米Microsoftの会長兼チーフ・ソフトウエア・アーキテクトのBill Gates氏が米国時間1月7日に,ラスベガスで開催されている2002 International Consumer Electronic Show(CES)の基調講演で,リアルタイム組み込みOS「Windows CE .NET」を発表した。

 Windows CE .NETは,ハンドヘルド,スマートフォン,セットトップ・ボックス,POS機器などの小型/モバイル機器向けのプラットフォーム。「約200Kバイト程度のサイズでOSの機能を実現できる」(Microsoft社)。BluetoothとIEEE 802.11に対応し,「Microsoft Internet Explorer 5.5」「Windows Media 8」「DirectX 8」でマルチメディア/WWWブラウジング機能も動作する。x86/Xscale/ARM/MPS/SH系などのプロセサに対応し,目的に適したハードウエア・アーキテクチャを選べるという。

 またMicrosoft社は同日,Windows CE .NET用ツールを90日間に限り995ドルという販促価格で販売し,Windows CE .NETの「Evaluation Edition」と「Emulation Edition」を無料提供すると発表した。さらに,Windows CE .NET向けの新たなトレーニング・カリキュラムの詳細についても明らかにした。主な内容は次の通り。

・Windows CE .NET Emulation Edition
 Windows CE .NETのエミュレータ。ターゲット・ハードウエアを使わずに,Windows 2000またはWindows XP上でWindows CE .NETベースの設計の構築と試験が可能になる。同社のWWWサイトから無料でダウンロードできる。

・Windows CE .NET Evaluation Edition
 Windows CE .NETの評価版。同社のWWWサイトで同日から注文できる。価格は無料だが,配送手数料が必要。
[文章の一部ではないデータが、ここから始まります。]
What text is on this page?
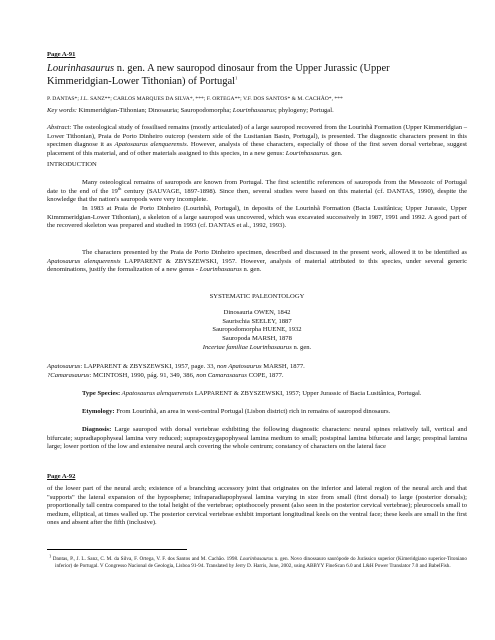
Page A-91
Lourinhasaurus n. gen. A new sauropod dinosaur from the Upper Jurassic (Upper
Kimmeridgian-Lower Tithonian) of Portugal$^1$
P. DANTAS*; J.L. SANZ**; CARLOS MARQUES DA SILVA*, ***; F. ORTEGA**; V.F. DOS SANTOS* & M. CACHÃO*, ***
Key words: Kimmeridgian-Tithonian; Dinosauria; Sauropodomorpha; Lourinhasaurus; phylogeny; Portugal.
Abstract: The osteological study of fossilised remains (mostly articulated) of a large sauropod recovered from the Lourinhã Formation (Upper Kimmeridgian – Lower Tithonian), Praia de Porto Dinheiro outcrop (western side of the Lusitanian Basin, Portugal), is presented. The diagnostic characters present in this specimen diagnose it as Apatosaurus alenquerensis. However, analysis of these characters, especially of those of the first seven dorsal vertebrae, suggest placement of this material, and of other materials assigned to this species, in a new genus: Lourinhasaurus. gen.
INTRODUCTION
Many osteological remains of sauropods are known from Portugal. The first scientific references of sauropods from the Mesozoic of Portugal date to the end of the 19th century (SAUVAGE, 1897-1898). Since then, several studies were based on this material (cf. DANTAS, 1990), despite the knowledge that the nation's sauropods were very incomplete.
In 1983 at Praia de Porto Dinheiro (Lourinhã, Portugal), in deposits of the Lourinhã Formation (Bacia Lusitânica; Upper Jurassic, Upper Kimmmeridgian-Lower Tithonian), a skeleton of a large sauropod was uncovered, which was excavated successively in 1987, 1991 and 1992. A good part of the recovered skeleton was prepared and studied in 1993 (cf. DANTAS et al., 1992, 1993).
The characters presented by the Praia de Porto Dinheiro specimen, described and discussed in the present work, allowed it to be identified as Apatosaurus alenquerensis LAPPARENT & ZBYSZEWSKI, 1957. However, analysis of material attributed to this species, under several generic denominations, justify the formalization of a new genus - Lourinhasaurus n. gen.
SYSTEMATIC PALEONTOLOGY
Dinosauria OWEN, 1842
Saurischia SEELEY, 1887
Sauropodomorpha HUENE, 1932
Sauropoda MARSH, 1878
Incertae familiae Lourinhasaurus n. gen.
Apatosaurus: LAPPARENT & ZBYSZEWSKI, 1957, page. 33, non Apatosaurus MARSH, 1877.
?Camarasaurus: MCINTOSH, 1990, pág. 91, 349, 386, non Camarasaurus COPE, 1877.
Type Species: Apatosaurus alenquerensis LAPPARENT & ZBYSZEWSKI, 1957; Upper Jurassic of Bacia Lusitânica, Portugal.
Etymology: From Lourinhã, an area in west-central Portugal (Lisbon district) rich in remains of sauropod dinosaurs.
Diagnosis: Large sauropod with dorsal vertebrae exhibiting the following diagnostic characters: neural spines relatively tall, vertical and bifurcate; supradiapophyseal lamina very reduced; suprapostzygapophyseal lamina medium to small; postspinal lamina bifurcate and large; prespinal lamina large; lower portion of the low and extensive neural arch covering the whole centrum; constancy of characters on the lateral face
Page A-92
of the lower part of the neural arch; existence of a branching accessory joint that originates on the inferior and lateral region of the neural arch and that "supports" the lateral expansion of the hyposphene; infraparadiapophyseal lamina varying in size from small (first dorsal) to large (posterior dorsals); proportionally tall centra compared to the total height of the vertebrae; opisthocoely present (also seen in the posterior cervical vertebrae); pleurocoels small to medium, elliptical, at times walled up. The posterior cervical vertebrae exhibit important longitudinal keels on the ventral face; these keels are small in the first ones and absent after the fifth (inclusive).
$^1$ Dantas, P., J. L. Sanz, C. M. da Silva, F. Ortega, V. F. dos Santos and M. Cachão. 1998. Lourinhasaurus n. gen. Novo dinossauro saurópode do Jurássico superior (Kimeridgiano superior-Titoniano inferior) de Portugal. V Congresso Nacional de Geologia, Lisboa 91-94. Translated by Jerry D. Harris, June, 2002, using ABBYY FineScan 6.0 and L&H Power Translator 7.0 and BabelFish.
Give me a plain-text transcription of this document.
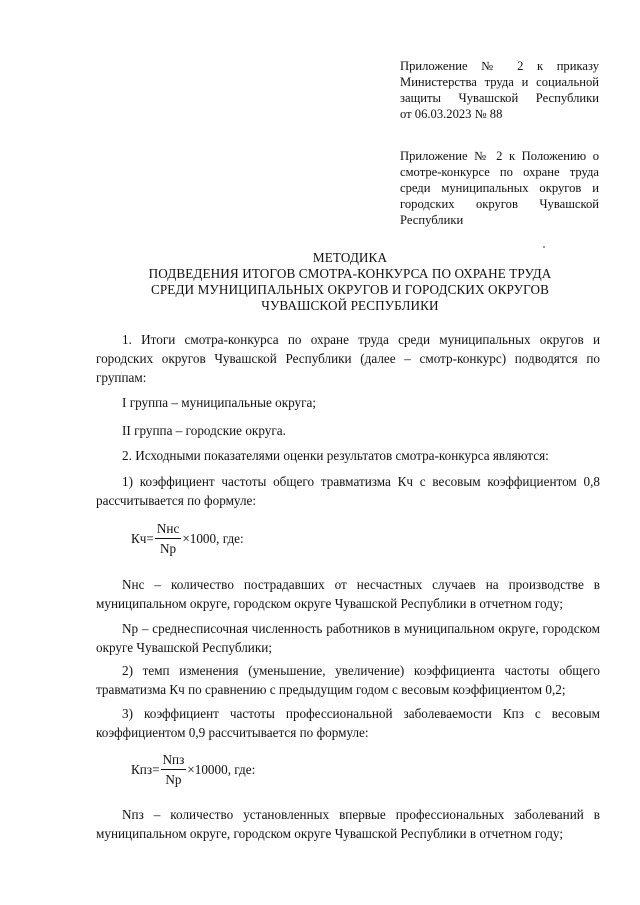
Приложение № 2 к приказу
Министерства труда и социальной
защиты Чувашской Республики
от 06.03.2023 № 88
Приложение № 2 к Положению о смотре-конкурсе по охране труда среди муниципальных округов и городских округов Чувашской Республики
МЕТОДИКА
ПОДВЕДЕНИЯ ИТОГОВ СМОТРА-КОНКУРСА ПО ОХРАНЕ ТРУДА
СРЕДИ МУНИЦИПАЛЬНЫХ ОКРУГОВ И ГОРОДСКИХ ОКРУГОВ
ЧУВАШСКОЙ РЕСПУБЛИКИ

1. Итоги смотра-конкурса по охране труда среди муниципальных округов и городских округов Чувашской Республики (далее – смотр-конкурс) подводятся по группам:

I группа – муниципальные округа;

II группа – городские округа.

2. Исходными показателями оценки результатов смотра-конкурса являются:

1) коэффициент частоты общего травматизма Кч с весовым коэффициентом 0,8 рассчитывается по формуле:

$Кч= \frac{\text{Nнс}}{Nр} \times 1000$, где:

Nнс – количество пострадавших от несчастных случаев на производстве в муниципальном округе, городском округе Чувашской Республики в отчетном году;

Nр – среднесписочная численность работников в муниципальном округе, городском округе Чувашской Республики;

2) темп изменения (уменьшение, увеличение) коэффициента частоты общего травматизма Кч по сравнению с предыдущим годом с весовым коэффициентом 0,2;

3) коэффициент частоты профессиональной заболеваемости Кпз с весовым коэффициентом 0,9 рассчитывается по формуле:

$Кпз= \frac{\text{Nпз}}{Nр} \times 10000$, где:

Nпз – количество установленных впервые профессиональных заболеваний в муниципальном округе, городском округе Чувашской Республики в отчетном году;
・Windows CE .NETトレーニング・カリキュラム
 デバイス開発者向けの教育コース。「Introduction to Windows CE .NET」「Developing Embedded Solutions for Windows CE .NET」「Windows CE .NET Driver and OAL Development」という三つのコースを用意する。詳細については同社のWWWサイトに掲載している。

・90日間限定のWindows CE .NET販促価格
 Windows CE .NETとOSイメージ構築ツール「Platform Builder」をセットにして,90日間に限り995ドルで販売する。

 さらにMicrosoft社は,「Microsoft Shared Source License for Windows CE」に基づき,Windows CE .NETのソース・コードの修正と再配布を非商業目的に限り許可するという。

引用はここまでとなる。